# Beached Trimaran



## georgemci102a2 (Feb 8, 2015)

A couple of days ago we were making our way down the South Carolina ICW on a Catalina 35.Did some motoring,and alot of short tacking.One morning(sunrise) we pulled up anchor,and ventured on the outside at the 3 mile range for the the last bit to Charleston.Before getting to the Charleston inlet,i saw a 30 to 40 foot Trimaran on a reef and abandoned.Just wondering if anyone heard about it ? and if abandoned what will become of her?....George


----------



## Erindipity (Nov 29, 2014)

Hmmm... This one?
Coast Guard rescues 4 from damaged sailboat off NC coast | WAVY-TV

"...Watchstanders at the Coast Guard Command Center in Portsmouth received an alert around 6 p.m.

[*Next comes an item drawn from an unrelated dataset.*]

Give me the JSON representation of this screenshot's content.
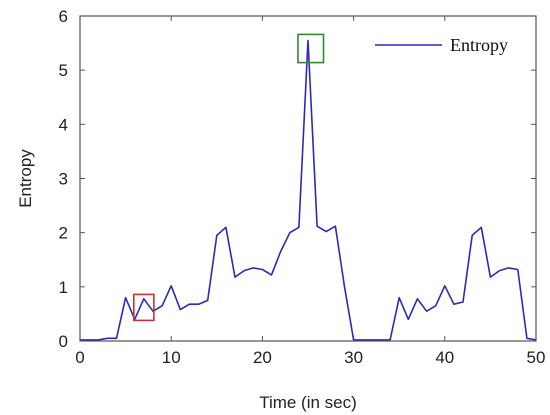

Saturday from an Emergency Position Indicating Radio Beacon from the 40-foot White Trimaran Trio, from Pensacola, Florida, after the vessel's sails were damaged by winds."

¬Erindipity


----------



## georgemci102a2 (Feb 8, 2015)

Might of been.Looks like they were rescued @month before i saw it abandoned.Was somewhat occupied myself trying to navigate and keep my lunch down....George.


----------